For some film fans, Sofia Coppola will always (and only) be remembered for ruining the third Godfather film, which was directed by her father, Francis Ford Coppola … well that’s nepotism for you and it serves him right … but luckily for her dignity, she dropped the acting hat and forged a very successful career in film directing and at one point was considered one of the hottest directors working in Hollywood. 2003’s Lost in Translation was her second full-length feature film and confirmed her as a serious writing and directing talent after her successful adaptation of The Virgin Suicides. But let’s just remind ourselves of her ruining The Godfather Part III:
Now that’s over with, let’s discuss this gem of a film. Lost in Translation stars the inimitable Bill Murray and – at that time – little known actress, Scarlett Johansson, in a vague comedy/vague love story/vague coming of age tale set in Tokyo. The plot follows young and recently married (to the always excellent Giovanni Ribisi) Johansson as she is left alone in Tokyo whilst her photographer husband works and flirts with Anna Faris. Whilst she roams the city and hotel she runs into Bill Murray who plays an aging actor who is selling out in Tokyo by doing a Whiskey commercial. Neither of them are happy, yet they learn to find happiness in the short, whirlwind friendship that flourishes within the hotel.
“Let's never come here again because it would never be as much fun.”
-Lost in Translation
Whilst the story had undercurrents of romance, it never becomes a romcom and there are never any sexual shenanigans between the seventeen-year-old Johansson and the fifty-three-year-old Murray. This is where the story gets its heart; in never needing to rely on genre conventions, the film becomes truly unique and one that will defy your expectations and keep you smiling till the film’s delightfully ambiguous climax.
The film is unlike most other high-profile American movies, in that it is slow going.

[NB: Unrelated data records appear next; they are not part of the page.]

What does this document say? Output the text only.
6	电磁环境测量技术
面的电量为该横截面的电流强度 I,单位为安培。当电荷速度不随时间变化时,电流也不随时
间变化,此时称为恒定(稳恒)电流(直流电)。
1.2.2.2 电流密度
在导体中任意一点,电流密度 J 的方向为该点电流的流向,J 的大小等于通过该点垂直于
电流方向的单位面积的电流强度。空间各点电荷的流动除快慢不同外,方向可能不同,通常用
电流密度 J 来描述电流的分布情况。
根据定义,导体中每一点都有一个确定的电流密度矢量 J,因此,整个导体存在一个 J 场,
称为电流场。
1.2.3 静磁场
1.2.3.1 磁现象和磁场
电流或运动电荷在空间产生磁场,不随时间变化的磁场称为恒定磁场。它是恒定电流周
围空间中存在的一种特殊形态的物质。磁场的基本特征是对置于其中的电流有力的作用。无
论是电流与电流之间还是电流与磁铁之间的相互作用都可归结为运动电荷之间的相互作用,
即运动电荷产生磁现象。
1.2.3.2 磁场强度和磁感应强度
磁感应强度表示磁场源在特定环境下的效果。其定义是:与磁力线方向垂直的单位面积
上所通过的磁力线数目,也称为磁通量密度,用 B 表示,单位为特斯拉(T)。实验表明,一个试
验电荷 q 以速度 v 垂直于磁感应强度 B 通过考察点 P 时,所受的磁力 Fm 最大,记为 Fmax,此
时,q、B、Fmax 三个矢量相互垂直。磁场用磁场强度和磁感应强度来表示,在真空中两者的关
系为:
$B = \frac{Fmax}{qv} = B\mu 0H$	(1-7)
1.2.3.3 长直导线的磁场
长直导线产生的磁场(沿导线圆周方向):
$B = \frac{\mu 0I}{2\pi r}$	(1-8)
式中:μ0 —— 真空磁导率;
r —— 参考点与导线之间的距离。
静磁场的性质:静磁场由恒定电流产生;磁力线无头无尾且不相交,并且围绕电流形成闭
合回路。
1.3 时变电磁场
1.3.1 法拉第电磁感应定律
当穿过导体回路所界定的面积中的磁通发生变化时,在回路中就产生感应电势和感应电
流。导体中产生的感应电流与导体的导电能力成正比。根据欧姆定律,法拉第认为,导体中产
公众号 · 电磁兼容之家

The film doesn’t have a lot of pace to it, and whilst I enjoyed it on my first viewing, it took until I watched it for a second time to realise the brilliance of the slower pace. The film never rushes you along to its conclusions, but instead lets you wander around one of the most incredible cities in the world with our characters and absorb it all along with them. They need time to find themselves … and in the process, you may just find yourself, too … (sorry, should have included a ‘cheesy line alert’).
I do feel it is my duty to tell you that there is something wrong with the film though. Even though it is excellent and artistically charming, the film has a Japanese problem. Due to one of the main themes of the film being that of feeling ‘lost’ both metaphorically and literally (which is most obvious in the translation issues the American characters have when interacting with the Japanese characters) the film borders on racist. Because it desires to show the Japanese and the Americans at two opposite ends of the spectrum, it portrays the Americans as cool, suave, and sophisticated; and the Japanese as raving loonies, which reinforces the ill-founded Americanised stereotype that all Japanese people are bonkers. It reduces the majority of the Japanese characters to cartoon caricatures and it can at times make the viewing slightly uneasy (although there are some characters that more closely capture Japanese people and their culture, so it’s not all bad).
Charlotte: “I just don’t know what I want to be.”
Bob: “You’ll figure that out. The more you know who you are, and what you want, the less you let things upset you.”
-Lost in Translation
The Japanese problem aside, the film is truly beautiful and should be enjoyed by anyone, especially if you’ve ever felt a bit lost in life and never really known what route to take.